I teach in a school system that’s home to a wide socioeconomic disparity. The median household income is $145,083, and approximately 20% of the township’s more than 22,000 residents work in finance and real estate. However, those numbers hide the 6.5% of the population who lives below the poverty line—a significant minority of working-class immigrants for whom English is not their first language.
This disparity is evident at our school’s annual Halloween assembly, where parents are invited to attend grade-level skit performances, followed by a classroom party. One year, I saw five parents working hard in my classroom to create a festive party, yet outside the classroom door lingered four more immigrant parents who were reluctant to enter. I wanted all my families to feel welcomed and connected, but I didn’t know how.

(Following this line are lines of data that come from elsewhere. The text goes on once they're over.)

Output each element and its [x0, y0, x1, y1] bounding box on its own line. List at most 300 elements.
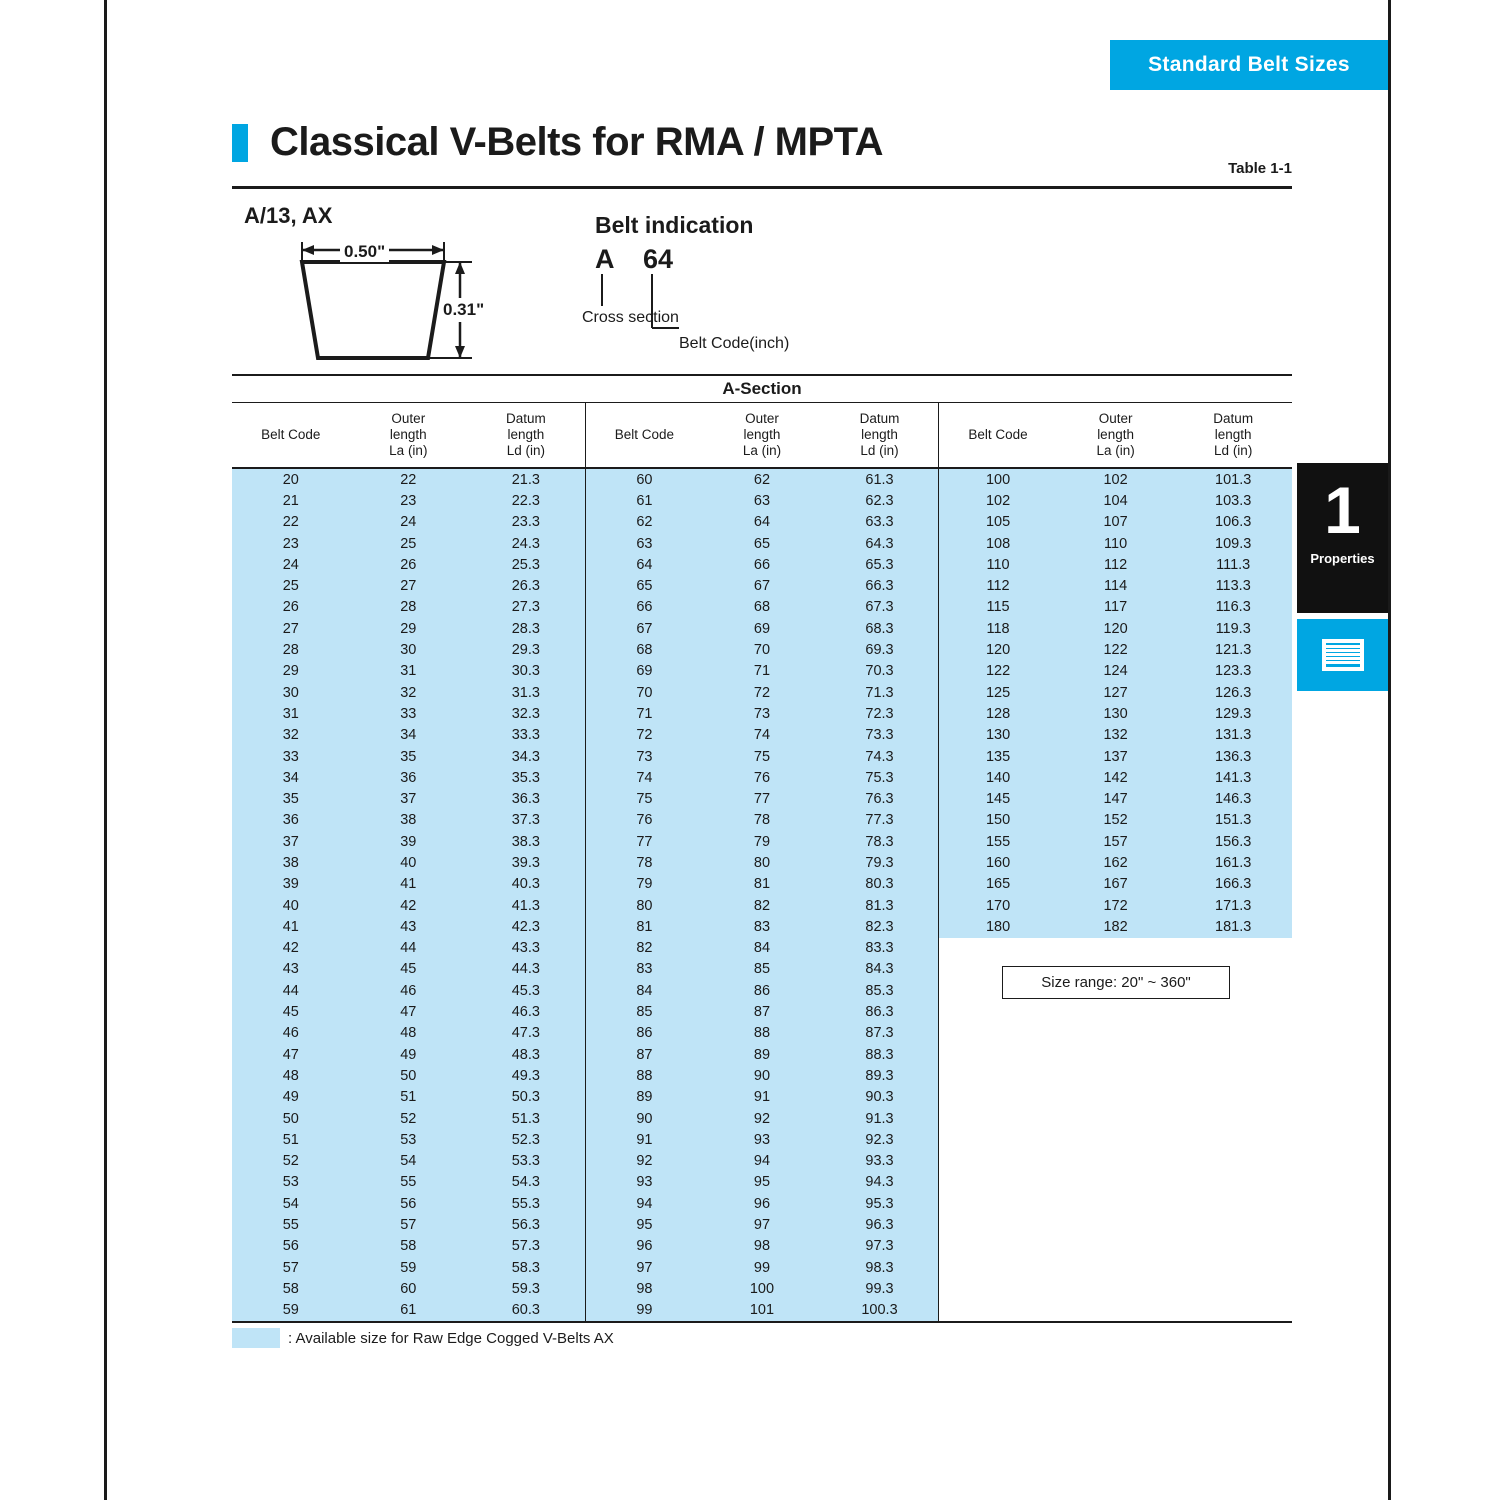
- table-cell: 157: [1057, 831, 1175, 852]
- table-cell: 93: [703, 1129, 821, 1150]
- table-cell: 83: [703, 916, 821, 937]
- table-cell: 58: [350, 1236, 468, 1257]
- table-cell: 46.3: [467, 1001, 585, 1022]
- table-cell: 49: [232, 1087, 350, 1108]
- table-cell: 140: [939, 767, 1057, 788]
- table-cell: 25.3: [467, 554, 585, 575]
- table-cell: 34.3: [467, 746, 585, 767]
- table-cell: 29: [350, 618, 468, 639]
- column-header-line: Outer: [1098, 411, 1133, 427]
- table-row: [232, 1001, 1292, 1022]
- table-cell: 22.3: [467, 490, 585, 511]
- column-header-line: Belt Code: [261, 427, 321, 443]
- column-header-line: length: [389, 427, 427, 443]
- table-cell: 105: [939, 512, 1057, 533]
- table-cell: 39.3: [467, 852, 585, 873]
- table-cell: 33.3: [467, 725, 585, 746]
- table-column-header: [1174, 403, 1292, 469]
- table-cell: [1174, 1044, 1292, 1065]
- size-range-label: Size range: 20" ~ 360": [1041, 974, 1191, 991]
- belt-size-table: [232, 374, 1292, 1323]
- table-cell: 51: [350, 1087, 468, 1108]
- table-cell: 76.3: [821, 788, 939, 809]
- table-cell: 100: [939, 468, 1057, 490]
- table-cell: 113.3: [1174, 575, 1292, 596]
- table-cell: 101.3: [1174, 468, 1292, 490]
- table-cell: 60: [350, 1278, 468, 1299]
- table-cell: 91: [703, 1087, 821, 1108]
- chapter-tab: [1297, 463, 1388, 613]
- height-dimension-label: 0.31": [440, 298, 487, 322]
- header-tab: [1110, 40, 1388, 90]
- legend-text: : Available size for Raw Edge Cogged V-Belts AX: [288, 1329, 614, 1347]
- table-row: [232, 490, 1292, 511]
- table-cell: 86.3: [821, 1001, 939, 1022]
- table-cell: 84: [585, 980, 703, 1001]
- table-row: [232, 874, 1292, 895]
- table-cell: [1174, 1300, 1292, 1322]
- table-cell: [1057, 1278, 1175, 1299]
- table-cell: 87: [703, 1001, 821, 1022]
- table-cell: 32: [350, 682, 468, 703]
- table-row: [232, 895, 1292, 916]
- table-cell: 150: [939, 810, 1057, 831]
- table-cell: 62.3: [821, 490, 939, 511]
- table-cell: 65.3: [821, 554, 939, 575]
- table-row: [232, 618, 1292, 639]
- cross-section-caption: Cross section: [582, 309, 679, 326]
- table-cell: 42: [350, 895, 468, 916]
- table-cell: 162: [1057, 852, 1175, 873]
- table-cell: 47: [232, 1044, 350, 1065]
- table-cell: 47: [350, 1001, 468, 1022]
- table-cell: 49.3: [467, 1065, 585, 1086]
- table-row: [232, 512, 1292, 533]
- table-column-header: [467, 403, 585, 469]
- table-cell: 99: [703, 1257, 821, 1278]
- table-cell: 56.3: [467, 1214, 585, 1235]
- belt-indication-block: [582, 212, 935, 362]
- table-cell: [1057, 1023, 1175, 1044]
- table-cell: 119.3: [1174, 618, 1292, 639]
- belt-indication-heading: Belt indication: [595, 212, 754, 238]
- column-header-line: Ld (in): [506, 442, 545, 458]
- table-cell: 117: [1057, 597, 1175, 618]
- table-cell: [1057, 1108, 1175, 1129]
- table-cell: 111.3: [1174, 554, 1292, 575]
- table-cell: 59.3: [467, 1278, 585, 1299]
- table-cell: 60.3: [467, 1300, 585, 1322]
- table-cell: 67.3: [821, 597, 939, 618]
- table-cell: 45: [350, 959, 468, 980]
- header-tab-label: Standard Belt Sizes: [1148, 53, 1350, 76]
- table-cell: 32: [232, 725, 350, 746]
- table-cell: 64: [585, 554, 703, 575]
- table-cell: 28: [350, 597, 468, 618]
- table-cell: 75.3: [821, 767, 939, 788]
- table-cell: [1057, 1044, 1175, 1065]
- column-header-line: La (in): [389, 442, 428, 458]
- table-row: [232, 1065, 1292, 1086]
- table-row: [232, 1257, 1292, 1278]
- table-cell: 128: [939, 703, 1057, 724]
- table-cell: 83.3: [821, 938, 939, 959]
- table-cell: 27: [232, 618, 350, 639]
- table-cell: 41: [350, 874, 468, 895]
- page-left-rule: [104, 0, 107, 1500]
- table-cell: 78.3: [821, 831, 939, 852]
- table-row: [232, 703, 1292, 724]
- table-cell: 115: [939, 597, 1057, 618]
- table-cell: 33: [350, 703, 468, 724]
- table-cell: 59: [232, 1300, 350, 1322]
- table-cell: 104: [1057, 490, 1175, 511]
- table-cell: 83: [585, 959, 703, 980]
- table-cell: 109.3: [1174, 533, 1292, 554]
- table-cell: 95: [703, 1172, 821, 1193]
- belt-code-caption: Belt Code(inch): [679, 335, 790, 352]
- table-cell: 147: [1057, 788, 1175, 809]
- table-cell: 24: [232, 554, 350, 575]
- table-cell: 88.3: [821, 1044, 939, 1065]
- column-header-line: Datum: [859, 411, 900, 427]
- table-cell: 72.3: [821, 703, 939, 724]
- table-row: [232, 1023, 1292, 1044]
- table-cell: 23.3: [467, 512, 585, 533]
- table-cell: 137: [1057, 746, 1175, 767]
- table-cell: 123.3: [1174, 661, 1292, 682]
- table-cell: [939, 1193, 1057, 1214]
- table-cell: 85: [585, 1001, 703, 1022]
- table-cell: 82.3: [821, 916, 939, 937]
- table-cell: [939, 1001, 1057, 1022]
- table-cell: 180: [939, 916, 1057, 937]
- table-cell: 107: [1057, 512, 1175, 533]
- table-cell: 80.3: [821, 874, 939, 895]
- table-cell: 92.3: [821, 1129, 939, 1150]
- table-row: [232, 810, 1292, 831]
- table-cell: 52: [350, 1108, 468, 1129]
- table-cell: [1057, 1087, 1175, 1108]
- table-cell: 100.3: [821, 1300, 939, 1322]
- table-cell: 34: [232, 767, 350, 788]
- table-cell: 96: [585, 1236, 703, 1257]
- table-cell: 127: [1057, 682, 1175, 703]
- table-cell: 35: [350, 746, 468, 767]
- table-cell: [939, 1236, 1057, 1257]
- table-row: [232, 725, 1292, 746]
- table-cell: 53: [350, 1129, 468, 1150]
- table-cell: 78: [585, 852, 703, 873]
- table-cell: 84.3: [821, 959, 939, 980]
- belt-size-table-wrap: [232, 374, 1292, 1323]
- table-cell: 30: [350, 639, 468, 660]
- table-cell: 77: [703, 788, 821, 809]
- table-cell: 118: [939, 618, 1057, 639]
- table-cell: 70: [703, 639, 821, 660]
- table-row: [232, 1300, 1292, 1322]
- table-cell: 79.3: [821, 852, 939, 873]
- table-cell: 77: [585, 831, 703, 852]
- table-row: [232, 1214, 1292, 1235]
- table-cell: 85: [703, 959, 821, 980]
- table-cell: 54.3: [467, 1172, 585, 1193]
- table-cell: 48: [350, 1023, 468, 1044]
- page-title: Classical V-Belts for RMA / MPTA: [270, 120, 884, 164]
- table-cell: 87.3: [821, 1023, 939, 1044]
- table-cell: 20: [232, 468, 350, 490]
- table-cell: 90.3: [821, 1087, 939, 1108]
- table-cell: 71: [703, 661, 821, 682]
- table-cell: 95.3: [821, 1193, 939, 1214]
- table-row: [232, 554, 1292, 575]
- table-cell: 182: [1057, 916, 1175, 937]
- table-cell: 25: [232, 575, 350, 596]
- table-cell: 34: [350, 725, 468, 746]
- title-divider: [232, 186, 1292, 189]
- table-cell: 88: [703, 1023, 821, 1044]
- table-cell: [939, 1129, 1057, 1150]
- table-row: [232, 1151, 1292, 1172]
- table-cell: 38: [350, 810, 468, 831]
- table-cell: 44: [350, 938, 468, 959]
- table-row: [232, 597, 1292, 618]
- table-cell: 27: [350, 575, 468, 596]
- column-header-line: Ld (in): [860, 442, 899, 458]
- table-cell: [1057, 1300, 1175, 1322]
- column-header-line: length: [1214, 427, 1252, 443]
- table-cell: 94: [703, 1151, 821, 1172]
- table-cell: 74: [585, 767, 703, 788]
- table-cell: 73.3: [821, 725, 939, 746]
- table-cell: 41.3: [467, 895, 585, 916]
- table-cell: 88: [585, 1065, 703, 1086]
- table-cell: 64: [703, 512, 821, 533]
- table-cell: 55.3: [467, 1193, 585, 1214]
- table-cell: 92: [585, 1151, 703, 1172]
- page-title-bar: [232, 120, 883, 165]
- table-cell: 69.3: [821, 639, 939, 660]
- table-cell: 74: [703, 725, 821, 746]
- table-cell: 50.3: [467, 1087, 585, 1108]
- table-cell: 135: [939, 746, 1057, 767]
- table-cell: 146.3: [1174, 788, 1292, 809]
- column-header-line: Outer: [391, 411, 426, 427]
- table-cell: 61.3: [821, 468, 939, 490]
- table-cell: 122: [1057, 639, 1175, 660]
- table-cell: [1057, 1129, 1175, 1150]
- table-cell: 38.3: [467, 831, 585, 852]
- table-cell: 132: [1057, 725, 1175, 746]
- table-cell: [1174, 1236, 1292, 1257]
- belt-code-number: 64: [643, 244, 674, 274]
- table-cell: 121.3: [1174, 639, 1292, 660]
- table-cell: 102: [1057, 468, 1175, 490]
- table-cell: 30: [232, 682, 350, 703]
- table-cell: 33: [232, 746, 350, 767]
- column-header-line: length: [1097, 427, 1134, 443]
- table-cell: 29.3: [467, 639, 585, 660]
- table-cell: 116.3: [1174, 597, 1292, 618]
- table-cell: [939, 1151, 1057, 1172]
- table-row: [232, 1044, 1292, 1065]
- table-cell: [939, 1278, 1057, 1299]
- table-cell: 125: [939, 682, 1057, 703]
- table-row: [232, 575, 1292, 596]
- table-cell: 97: [703, 1214, 821, 1235]
- table-cell: 26: [350, 554, 468, 575]
- table-cell: 58: [232, 1278, 350, 1299]
- table-head: [232, 375, 1292, 468]
- table-column-header: [703, 403, 821, 469]
- table-cell: [1174, 938, 1292, 959]
- table-cell: 37: [232, 831, 350, 852]
- table-cell: 91.3: [821, 1108, 939, 1129]
- table-cell: [939, 1300, 1057, 1322]
- table-cell: 67: [585, 618, 703, 639]
- table-cell: 68.3: [821, 618, 939, 639]
- table-cell: 100: [703, 1278, 821, 1299]
- table-column-header: [350, 403, 468, 469]
- table-cell: 46: [350, 980, 468, 1001]
- table-row: [232, 682, 1292, 703]
- table-row: [232, 938, 1292, 959]
- table-cell: 25: [350, 533, 468, 554]
- table-cell: 43.3: [467, 938, 585, 959]
- table-cell: 76: [703, 767, 821, 788]
- table-cell: 52.3: [467, 1129, 585, 1150]
- column-header-line: Belt Code: [968, 427, 1028, 443]
- column-header-line: length: [507, 427, 545, 443]
- belt-layers-icon: [1322, 639, 1364, 671]
- table-cell: 102: [939, 490, 1057, 511]
- table-cell: 24: [350, 512, 468, 533]
- table-cell: [1057, 1172, 1175, 1193]
- table-row: [232, 1129, 1292, 1150]
- table-column-header: [939, 403, 1057, 469]
- table-cell: 112: [939, 575, 1057, 596]
- table-cell: [1057, 1214, 1175, 1235]
- table-cell: 31: [350, 661, 468, 682]
- table-cell: 73: [585, 746, 703, 767]
- table-cell: 42: [232, 938, 350, 959]
- table-cell: 55: [232, 1214, 350, 1235]
- table-cell: 66.3: [821, 575, 939, 596]
- column-header-line: length: [743, 427, 781, 443]
- table-cell: 145: [939, 788, 1057, 809]
- table-cell: [1174, 1151, 1292, 1172]
- table-row: [232, 1108, 1292, 1129]
- table-section-header-row: [232, 375, 1292, 403]
- table-cell: 165: [939, 874, 1057, 895]
- table-cell: 36.3: [467, 788, 585, 809]
- table-cell: 46: [232, 1023, 350, 1044]
- table-cell: 108: [939, 533, 1057, 554]
- table-cell: 101: [703, 1300, 821, 1322]
- table-cell: 90: [585, 1108, 703, 1129]
- table-cell: 130: [1057, 703, 1175, 724]
- width-dimension-label: 0.50": [340, 242, 389, 262]
- table-cell: [939, 1214, 1057, 1235]
- table-cell: 86: [703, 980, 821, 1001]
- table-cell: 103.3: [1174, 490, 1292, 511]
- table-cell: 49: [350, 1044, 468, 1065]
- table-cell: 54: [350, 1151, 468, 1172]
- table-cell: 67: [703, 575, 821, 596]
- legend-swatch: [232, 1328, 280, 1348]
- table-cell: 120: [939, 639, 1057, 660]
- table-cell: 129.3: [1174, 703, 1292, 724]
- chapter-number: 1: [1324, 473, 1361, 547]
- table-cell: 93.3: [821, 1151, 939, 1172]
- table-column-header-row: [232, 403, 1292, 469]
- table-cell: 98: [585, 1278, 703, 1299]
- table-cell: 31: [232, 703, 350, 724]
- table-cell: [1057, 938, 1175, 959]
- table-cell: 24.3: [467, 533, 585, 554]
- chapter-caption: Properties: [1310, 551, 1375, 566]
- table-cell: 69: [703, 618, 821, 639]
- table-cell: 130: [939, 725, 1057, 746]
- table-cell: 56: [350, 1193, 468, 1214]
- table-column-header: [1057, 403, 1175, 469]
- title-accent-mark: [232, 124, 248, 162]
- table-cell: 37.3: [467, 810, 585, 831]
- table-cell: 57.3: [467, 1236, 585, 1257]
- table-cell: 58.3: [467, 1257, 585, 1278]
- table-cell: 38: [232, 852, 350, 873]
- table-cell: 87: [585, 1044, 703, 1065]
- table-cell: 64.3: [821, 533, 939, 554]
- table-cell: 86: [585, 1023, 703, 1044]
- table-cell: 21.3: [467, 468, 585, 490]
- table-cell: 53.3: [467, 1151, 585, 1172]
- table-cell: 54: [232, 1193, 350, 1214]
- table-cell: 21: [232, 490, 350, 511]
- table-cell: 66: [703, 554, 821, 575]
- table-cell: 181.3: [1174, 916, 1292, 937]
- table-cell: [1057, 1193, 1175, 1214]
- table-cell: 65: [703, 533, 821, 554]
- table-row: [232, 468, 1292, 490]
- table-cell: [1174, 1214, 1292, 1235]
- table-cell: [939, 1044, 1057, 1065]
- table-cell: 142: [1057, 767, 1175, 788]
- table-cell: 110: [1057, 533, 1175, 554]
- column-header-line: Datum: [1213, 411, 1254, 427]
- table-column-header: [821, 403, 939, 469]
- table-row: [232, 1087, 1292, 1108]
- table-cell: 66: [585, 597, 703, 618]
- table-cell: 78: [703, 810, 821, 831]
- table-cell: 28.3: [467, 618, 585, 639]
- table-cell: 82: [703, 895, 821, 916]
- table-cell: 51.3: [467, 1108, 585, 1129]
- table-cell: 28: [232, 639, 350, 660]
- table-cell: 23: [232, 533, 350, 554]
- table-column-header: [232, 403, 350, 469]
- table-cell: 72: [703, 682, 821, 703]
- table-cell: 98: [703, 1236, 821, 1257]
- table-cell: 96: [703, 1193, 821, 1214]
- table-cell: 31.3: [467, 682, 585, 703]
- table-cell: 170: [939, 895, 1057, 916]
- table-cell: 69: [585, 661, 703, 682]
- page-right-rule: [1388, 0, 1391, 1500]
- size-range-box: [1002, 966, 1230, 999]
- table-cell: 61: [585, 490, 703, 511]
- table-cell: 45: [232, 1001, 350, 1022]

A solution crystallized when I heard professor David Schwarzer of Montclair State University speak on culture, language, and curricular choices at the ILA 2015 Conference & Exhibits, in St. Louis, MO. I left with a plan to make all families feel welcomed.
Introducing Family Friday
Each year, as students step into a new grade and classroom, teachers should ask, “What stories do our students carry? How can we evoke them?”
In my third-grade classroom, these questions led to the creation of Family Friday.
It can feel overwhelming for teachers to add anything new to the schedule. In my classroom, however, a feasible solution was to reserve just 15 minutes each week to open our doors to honor our students’ families, creating the opportunity for personal storytelling and conversation. Through our new Family Friday tradition, students explore cultural experiences perhaps vastly different from their own.
Family Friday comes from the belief that all students should be given the opportunity to share their own experiences and listen to those of others. The goal in our classroom is to involve families and help students learn about other cultures, traditions, and global experiences. There is no specific format; family members can partner with their children, bring a translator, or ask the teacher to arrange for a translator. They can share photographs, slides, or video of a special place or festival; present cultural symbols and artifacts; read a bilingual book; or tell a story.
Encouraging participation
I teamed up with our school’s bilingual parent liaison to reach out to and encourage our families to participate in Family Friday. Our liaison was extremely successful by following these simple steps:
- Make personal contact with each family
- Provide each family with suggestions on what to bring
- Work alongside each family, as needed, to translate any aspect of the presentation
- Offer encouragement and emotional support
- Translate all letters sent home
Every family she contacted visited our classroom. The best part was watching my students’ faces light up when their parents and siblings were the teachers and storytellers.
Having meaningful conversations
Students were delighted to see their classmate’s father translate their names into Mandarin and hear an explanation of their names’ meanings. They heard the story of a student’s family’s struggle to escape from war-torn Honduras, watched a video of a classmate splashing in his favorite watering hole when visiting his grandparents in Mexico, and laughed at the concept of Armenian egg jousting.
During each Family Friday gathering, we broke into small groups to allow students to ask questions and share ideas. Some jotted ideas into their notebooks while others asked thoughtful questions about the immigrant experience, such as “What was it like to come to a new and strange country? How did you adapt?”
Building a community
Through Family Friday, we are building a culture of kindness, empathy, and respect. As students share their treasured stories to a respectful audience, they feel valued.
At the end of year, we gathered highlights from each family’s presentation. As a class project, students in the classroom or at home created three slides to represent their family’s contribution. We combined them into a single slideshow with a student-composed soundtrack made with GarageBand.
We held a celebration where we invited all our families to celebrate “Who We Are.” I looked around my room to see people from Armenia, Bangladesh, Belize, Brazil, Costa Rica, Honduras, Ireland, Israel, Mexico, Romania, and the United States. Each student’s story represented a patch on a quilt, stitched together by our classroom community.
Staci Kaplan, an ILA member since 2014, is a literacy coach for Summit Public Schools in New Jersey.